Dogs are not born with impulse control; they generally need to be taught polite behavior and manners. As puppies in the wild, they do what they want, when they want. This is allowed by adult dogs since they are babies and are just learning and playing. However, as the pups grow, the adults teach them proper manners and behavior. However, when pet dog puppies are adopted by people, they are often not taught these skills. This is why jumping on people, counter surfing, and door dashing are such a problem for pets. Teaching a dog to control those impulses is important for their safety and health, and makes them much more polite company to be around as well as less frustrating to deal with. The steps below are tailored to door dashing. However, they can be modified slightly to teach food manners, counter manners, car manners, and more. Once a dog has these manners, they have a tendency to look to people for guidance and permission to perform certain behaviors, which can save the owner a lot of headache and builds a stronger bond between the two. They also teach the dog impulse control, which causes the dog to THINK before behaving. This can save their life. Rather than rushing out to chase the squirrel across the street, the dog will have the training of not charging through the door which will allow you to prevent the dog from rushing out and running away.

 

How to Prevent Door Dashing (crate doors, outside doors, etc.).

This must be followed EVERY TIME the dog comes out of his crate or goes outside for it to work. It basically teaches the dog that an open door doesnt mean anything to him and he needs permission to cross that threshold. Because they wait for permission, they dont dash out to run away and get lost or dash out when another dog is out and cause a fight. It also teaches them to look to people for guidance and teaches impulse control, both of which are good qualities for dogs to have. Because of this practice with my dogs, I can open their crates and walk away and they will stay in there until I tell them to come out. I can leave my house doors wide open to move stuff in and out and they will stay indoors until given the go ahead to go out and play. It is time consuming at first and can be frustrating with a dog that doesnt have practice, but it is well worth it. It usually takes me 1-2 days of practicing this with a new dog before they learn to wait 10 seconds for the “ok”. After that, it is MUCH LESS STRESSFUL to let them out to potty, to answer the door, etc.
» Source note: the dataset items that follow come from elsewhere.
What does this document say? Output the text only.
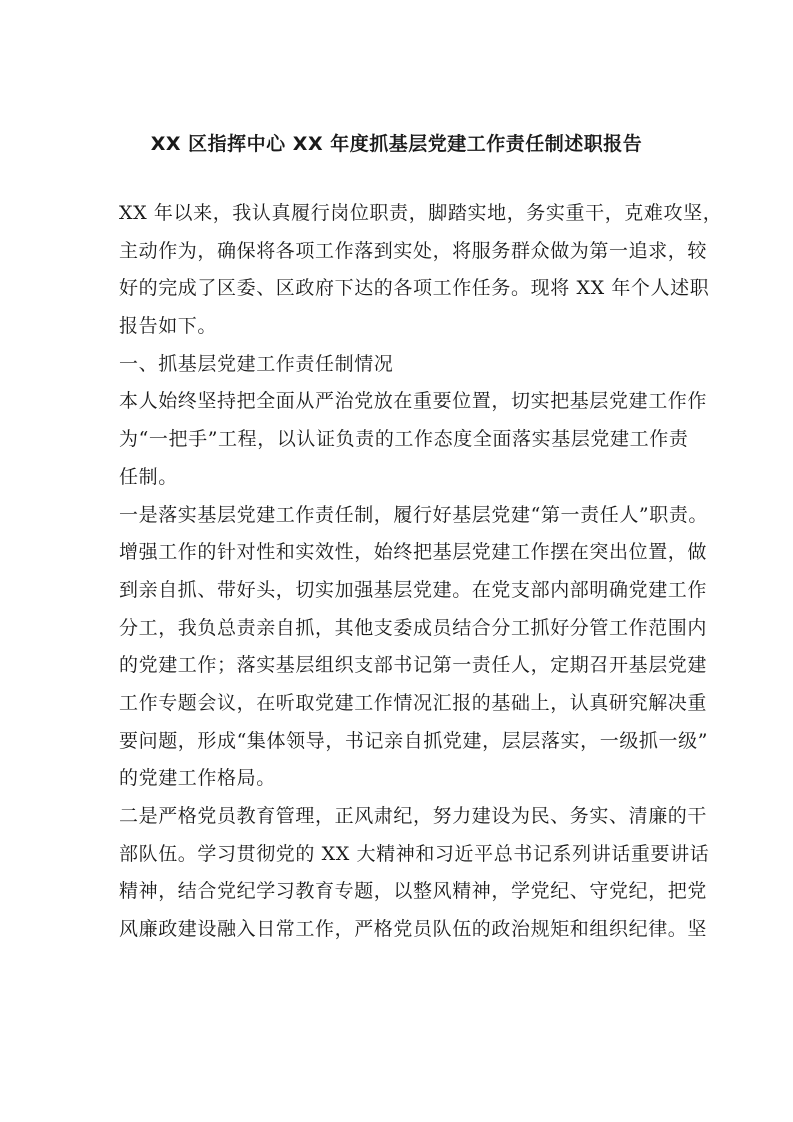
XX 区指挥中心 XX 年度抓基层党建工作责任制述职报告
XX 年以来，我认真履行岗位职责，脚踏实地，务实重干，克难攻坚，
主动作为，确保将各项工作落到实处，将服务群众做为第一追求，较
好的完成了区委、区政府下达的各项工作任务。现将 XX 年个人述职
报告如下。
一、抓基层党建工作责任制情况
本人始终坚持把全面从严治党放在重要位置，切实把基层党建工作作
为“一把手”工程，以认证负责的工作态度全面落实基层党建工作责
任制。
一是落实基层党建工作责任制，履行好基层党建“第一责任人”职责。
增强工作的针对性和实效性，始终把基层党建工作摆在突出位置，做
到亲自抓、带好头，切实加强基层党建。在党支部内部明确党建工作
分工，我负总责亲自抓，其他支委成员结合分工抓好分管工作范围内
的党建工作；落实基层组织支部书记第一责任人，定期召开基层党建
工作专题会议，在听取党建工作情况汇报的基础上，认真研究解决重
要问题，形成“集体领导，书记亲自抓党建，层层落实，一级抓一级”
的党建工作格局。
二是严格党员教育管理，正风肃纪，努力建设为民、务实、清廉的干
部队伍。学习贯彻党的 XX 大精神和习近平总书记系列讲话重要讲话
精神，结合党纪学习教育专题，以整风精神，学党纪、守党纪，把党
风廉政建设融入日常工作，严格党员队伍的政治规矩和组织纪律。坚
  1. Have the dog sit if they know the command, or they can remain standing if not. Tell the dog “Wait”
  2. Go to grab the door handle, If the dog moves, move your hand away from the door handle and go back to step 1. If the dog stays where it is, say “good boy” proceed to step 3.
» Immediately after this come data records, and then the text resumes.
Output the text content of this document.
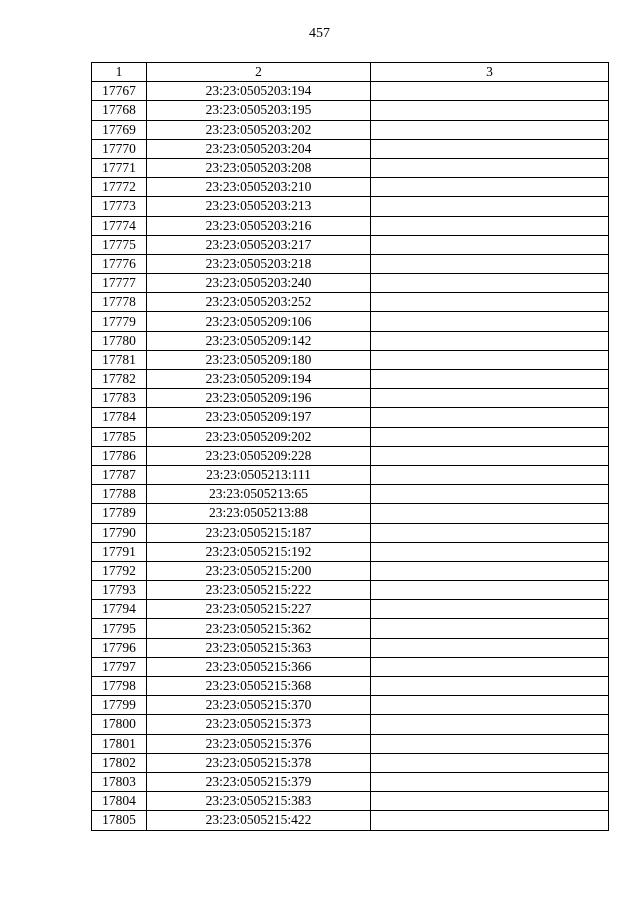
457
1	2	3
17767	23:23:0505203:194	
17768	23:23:0505203:195	
17769	23:23:0505203:202	
17770	23:23:0505203:204	
17771	23:23:0505203:208	
17772	23:23:0505203:210	
17773	23:23:0505203:213	
17774	23:23:0505203:216	
17775	23:23:0505203:217	
17776	23:23:0505203:218	
17777	23:23:0505203:240	
17778	23:23:0505203:252	
17779	23:23:0505209:106	
17780	23:23:0505209:142	
17781	23:23:0505209:180	
17782	23:23:0505209:194	
17783	23:23:0505209:196	
17784	23:23:0505209:197	
17785	23:23:0505209:202	
17786	23:23:0505209:228	
17787	23:23:0505213:111	
17788	23:23:0505213:65	
17789	23:23:0505213:88	
17790	23:23:0505215:187	
17791	23:23:0505215:192	
17792	23:23:0505215:200	
17793	23:23:0505215:222	
17794	23:23:0505215:227	
17795	23:23:0505215:362	
17796	23:23:0505215:363	
17797	23:23:0505215:366	
17798	23:23:0505215:368	
17799	23:23:0505215:370	
17800	23:23:0505215:373	
17801	23:23:0505215:376	
17802	23:23:0505215:378	
17803	23:23:0505215:379	
17804	23:23:0505215:383	
17805	23:23:0505215:422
  3. Slowly turn the door handle. If the dog moves, move your hand away from the door handle and go back to step 1. If the dog stays where it is, say “good boy” proceed to step 4.
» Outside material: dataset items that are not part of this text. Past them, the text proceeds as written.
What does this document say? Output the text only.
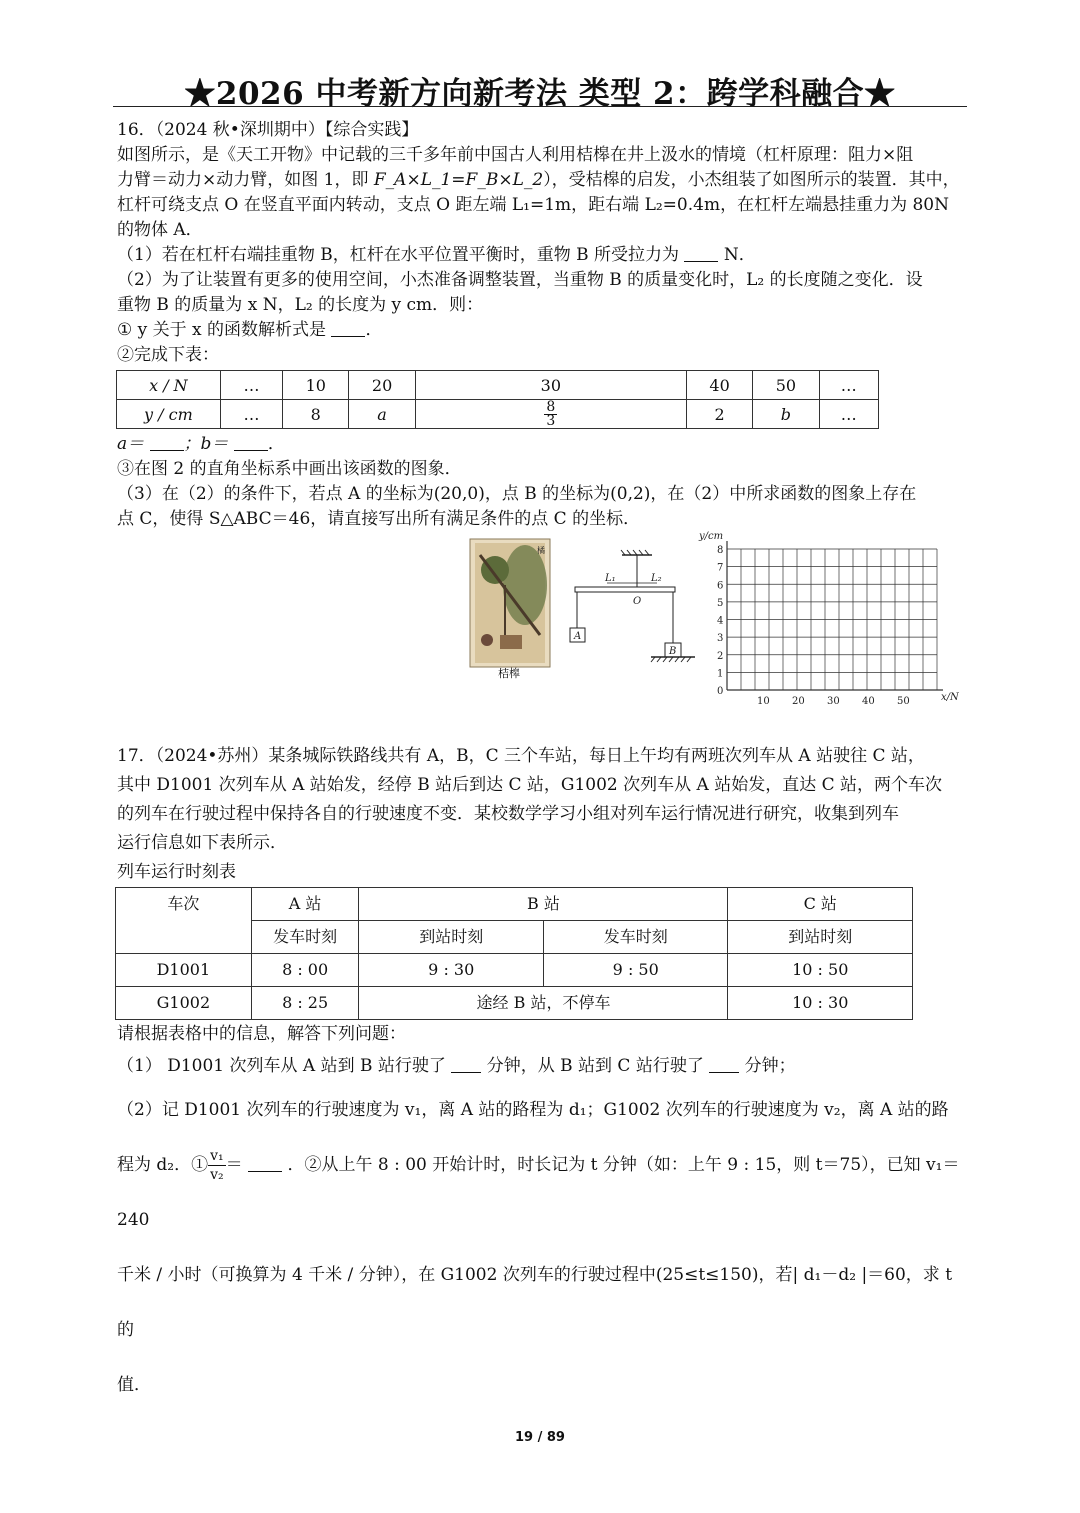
★2026 中考新方向新考法 类型 2：跨学科融合★

16．（2024 秋•深圳期中）【综合实践】

如图所示，是《天工开物》中记载的三千多年前中国古人利用桔槔在井上汲水的情境（杠杆原理：阻力×阻

力臂＝动力×动力臂，如图 1，即 F_A×L_1=F_B×L_2），受桔槔的启发，小杰组装了如图所示的装置．其中，

杠杆可绕支点 O 在竖直平面内转动，支点 O 距左端 L₁=1m，距右端 L₂=0.4m，在杠杆左端悬挂重力为 80N

的物体 A．

（1）若在杠杆右端挂重物 B，杠杆在水平位置平衡时，重物 B 所受拉力为	N．

（2）为了让装置有更多的使用空间，小杰准备调整装置，当重物 B 的质量变化时，L₂ 的长度随之变化．设

重物 B 的质量为 x N，L₂ 的长度为 y cm．则：

① y 关于 x 的函数解析式是 ．

②完成下表：

x / N	…	10	20	30	40	50	…
y / cm	…	8	a	$\frac{8}{3}$	2	b	…

a＝ ；b＝ ．

③在图 2 的直角坐标系中画出该函数的图象．

（3）在（2）的条件下，若点 A 的坐标为(20,0)，点 B 的坐标为(0,2)，在（2）中所求函数的图象上存在

点 C，使得 S△ABC＝46，请直接写出所有满足条件的点 C 的坐标．

橘
桔槔
L₁	L₂
O
A
B
y/cm
x/N
8
7
6
5
4
3
2
1
0
10 20 30 40 50

17．（2024•苏州）某条城际铁路线共有 A，B，C 三个车站，每日上午均有两班次列车从 A 站驶往 C 站，

其中 D1001 次列车从 A 站始发，经停 B 站后到达 C 站，G1002 次列车从 A 站始发，直达 C 站，两个车次

的列车在行驶过程中保持各自的行驶速度不变．某校数学学习小组对列车运行情况进行研究，收集到列车

运行信息如下表所示．

列车运行时刻表

车次	A 站	B 站		C 站
	发车时刻	到站时刻	发车时刻	到站时刻
D1001	8 : 00	9 : 30	9 : 50	10 : 50
G1002	8 : 25	途经 B 站，不停车		10 : 30

请根据表格中的信息，解答下列问题：

（1） D1001 次列车从 A 站到 B 站行驶了 分钟，从 B 站到 C 站行驶了 分钟；

（2）记 D1001 次列车的行驶速度为 v₁，离 A 站的路程为 d₁；G1002 次列车的行驶速度为 v₂，离 A 站的路

程为 d₂．① $\frac{\text{v₁}}{\text{v₂}}$ ＝	．②从上午 8 : 00 开始计时，时长记为 t 分钟（如：上午 9 : 15，则 t＝75），已知 v₁＝240

千米 / 小时（可换算为 4 千米 / 分钟），在 G1002 次列车的行驶过程中(25≤t≤150)，若| d₁－d₂ |＝60，求 t 的

值．

19 / 89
  4. Slowly open the door a crack. If the dog moves, close the door and go back to step 1. If they sit back down right away (they are learning!), praise the dog for sitting, but repeat step 4. If they dont move, say ‘good boy” and go to step 5.
  5. Slowly keep opening the door, praising the dog for waiting. Once the door is open wide enough for you both to move through (or the dog to come out if it is a crate door), say “Ok!” and let the dog go through the boundary, praising them for being so good and waiting. The “OK” is the permission. If the dog gets up at any point without your “ok”, go back to step 1.
  6. Gradually increase the time the dog has to wait at the open door before giving the “ok”, going back steps as needed to maintain the learning. The goal with this step is to keep the dog succeeding while firming the rule of “you dont get to go out just cause the door is open” and getting rewarded so that he doesnt get frustrated and stop listening. So if the dog is failing every time, it is best to go back a few steps or lower the time for a bit.
  7. The goal for our dogs should be to sit with an open door for 10 full seconds, waiting for the “Ok”. I go further with my dogs, but I have had them for years.